A consumer fraud case was filed against the Multi-State Lottery Association, an Iowa-based nonprofit that helps administer games in several state lotteries. The lawsuit alleges the association failed to prevent game rigging and failed to operate games in accordance with the association’s own rules. The suit is brought by lottery players who bought tickets for certain rigged games.
The association’s former security director has been criminally charged with installing software on lotteries’ random number generators that allowed him to predict winning numbers on three days of the year. While it did not give him the exact winning numbers, it allowed them to be predictable. He made the machines produce predictable numbers May 27, November 22, and December 29 if the drawings occurred on Wednesdays or Saturdays after 8pm. He then worked with his brother and friend to buy winning tickets on those days, worth millions. This occurred between 2005 and 2011 in Colorado, Wisconsin, Iowa, Kansas, and Oklahoma.

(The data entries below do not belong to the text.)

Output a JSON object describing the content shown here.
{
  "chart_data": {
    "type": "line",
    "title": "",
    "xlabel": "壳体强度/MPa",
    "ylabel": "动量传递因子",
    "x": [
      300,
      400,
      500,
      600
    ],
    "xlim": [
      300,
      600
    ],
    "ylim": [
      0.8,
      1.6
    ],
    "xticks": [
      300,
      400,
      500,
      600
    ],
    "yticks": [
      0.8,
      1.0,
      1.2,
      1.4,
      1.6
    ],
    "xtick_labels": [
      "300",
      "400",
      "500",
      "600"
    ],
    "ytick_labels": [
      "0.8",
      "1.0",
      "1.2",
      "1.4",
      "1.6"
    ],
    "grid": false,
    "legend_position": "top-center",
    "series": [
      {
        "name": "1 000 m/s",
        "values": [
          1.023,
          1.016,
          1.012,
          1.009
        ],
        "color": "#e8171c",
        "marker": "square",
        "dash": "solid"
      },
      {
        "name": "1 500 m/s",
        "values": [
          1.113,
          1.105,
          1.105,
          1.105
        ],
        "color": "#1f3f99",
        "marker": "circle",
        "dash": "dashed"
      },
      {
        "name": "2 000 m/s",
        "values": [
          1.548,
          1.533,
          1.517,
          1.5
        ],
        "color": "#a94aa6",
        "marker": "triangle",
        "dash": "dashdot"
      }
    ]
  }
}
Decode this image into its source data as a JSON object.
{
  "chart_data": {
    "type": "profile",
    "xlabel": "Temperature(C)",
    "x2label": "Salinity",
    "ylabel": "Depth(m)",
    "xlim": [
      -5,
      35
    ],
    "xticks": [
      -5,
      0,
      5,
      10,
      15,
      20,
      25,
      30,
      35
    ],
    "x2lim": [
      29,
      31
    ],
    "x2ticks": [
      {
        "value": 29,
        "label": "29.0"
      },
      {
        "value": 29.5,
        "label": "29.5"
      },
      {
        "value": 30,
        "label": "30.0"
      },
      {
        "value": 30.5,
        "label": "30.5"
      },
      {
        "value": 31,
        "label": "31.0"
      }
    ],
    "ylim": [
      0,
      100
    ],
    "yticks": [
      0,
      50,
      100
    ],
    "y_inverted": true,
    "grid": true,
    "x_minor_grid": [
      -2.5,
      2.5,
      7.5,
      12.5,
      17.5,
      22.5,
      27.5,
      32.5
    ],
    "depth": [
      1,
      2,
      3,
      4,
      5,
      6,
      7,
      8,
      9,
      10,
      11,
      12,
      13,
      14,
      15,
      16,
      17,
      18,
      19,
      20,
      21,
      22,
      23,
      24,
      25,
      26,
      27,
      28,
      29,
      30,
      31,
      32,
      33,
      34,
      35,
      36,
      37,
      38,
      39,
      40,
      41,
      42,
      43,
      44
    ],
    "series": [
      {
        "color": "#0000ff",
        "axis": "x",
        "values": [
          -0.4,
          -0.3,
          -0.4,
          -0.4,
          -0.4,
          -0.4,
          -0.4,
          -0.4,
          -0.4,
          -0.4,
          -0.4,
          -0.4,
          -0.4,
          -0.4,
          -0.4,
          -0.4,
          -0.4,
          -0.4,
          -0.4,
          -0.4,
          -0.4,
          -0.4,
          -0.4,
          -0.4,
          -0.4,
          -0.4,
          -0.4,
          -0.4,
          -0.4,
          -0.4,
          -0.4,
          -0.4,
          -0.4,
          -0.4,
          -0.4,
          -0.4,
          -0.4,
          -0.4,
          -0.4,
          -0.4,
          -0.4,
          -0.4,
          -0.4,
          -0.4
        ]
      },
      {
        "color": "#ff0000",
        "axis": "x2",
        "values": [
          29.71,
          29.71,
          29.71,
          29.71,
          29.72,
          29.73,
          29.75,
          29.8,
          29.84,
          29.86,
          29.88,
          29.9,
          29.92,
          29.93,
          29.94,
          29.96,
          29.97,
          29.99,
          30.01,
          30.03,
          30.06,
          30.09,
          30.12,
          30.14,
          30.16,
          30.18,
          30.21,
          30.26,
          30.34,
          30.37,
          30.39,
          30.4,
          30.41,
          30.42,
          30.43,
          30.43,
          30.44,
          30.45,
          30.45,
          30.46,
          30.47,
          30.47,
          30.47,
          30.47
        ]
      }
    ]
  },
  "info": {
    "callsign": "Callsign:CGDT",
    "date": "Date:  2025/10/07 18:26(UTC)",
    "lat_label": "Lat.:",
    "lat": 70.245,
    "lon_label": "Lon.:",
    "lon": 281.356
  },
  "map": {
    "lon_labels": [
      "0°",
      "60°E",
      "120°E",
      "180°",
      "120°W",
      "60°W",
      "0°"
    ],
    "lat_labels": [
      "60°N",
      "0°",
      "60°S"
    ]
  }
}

The former director was caught when a surveillance video showed him buying a winning $16 million Hot Lotto ticket in December 2010.
The lead plaintiff in the class action, an insurance salesman from Iowa, kept the $45 in tickets he played in that particular drawing, as well as a detailed ledger of all games he plays. The lawsuit alleges hundreds of thousands of lottery players lost money and should be reimbursed, plus interest. So far the suit only includes players of Hot Lotto, Colorado Lotto, Wisconsin Megabucks, and Kansas 2X2, but the litigation and criminal investigation could uncover others.
This is the first class action lawsuit to be filed based on jackpot-rigging allegations. However, another Iowa man has filed an individual lawsuit after winning a $9 million jackpot in 2011. He says the jackpot would have been worth $25.5 million had the prior drawing not been rigged.